We’ve looked at three traditional objects made for Flash: Sound, Color, and Date. In each of these, you first need to create an instance of the object (by putting it in a variable), and then you can use any of the object’s methods. The three objects introduced in this chapter are a good representation of “formal” objects. So many other objects in Flash have special conditions that let you get away without instantiating them (the Math and String objects, in particular). In addition to Sound, Color, and Date, you saw three ways to instantiate Movie Clips at runtime: (attachMovie(), duplicateMovieClip(), and createEmptyMovieClip()). The important thing to remember when attaching or creating clips is that the master symbol needs to have its linkage set (as does a sound when using the Sound object). On top of all that, you got to play with Flash MX’s new drawing methods.

Another key concept you should take away from this chapter is the way a generic object can be populated with values for several named properties and then passed as a parameter.
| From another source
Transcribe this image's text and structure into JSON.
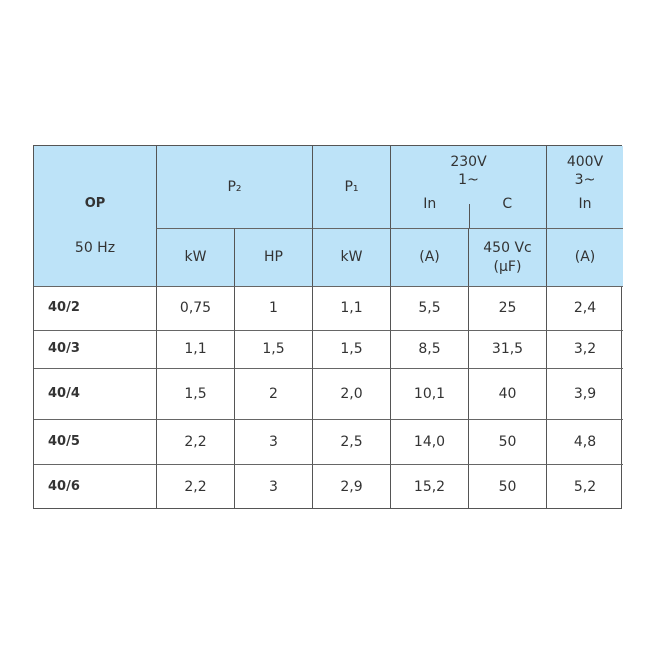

You even saw how a special constructor function can produce such generic objects and even set initial properties. The main thing we did was to populate a variable with values. Both the Sound and Color object’s setTransform() method requires a generic object with specific properties. (That is, the named properties need to match the arbitrary names designated in Flash’s design.) The same basic technique was used in the drawing methods, although often the properties themselves contained multiple values in the form of arrays. We’ll fully explore the process of creating generic objects in Chapter 13 when we create our own custom objects that do more than just store data.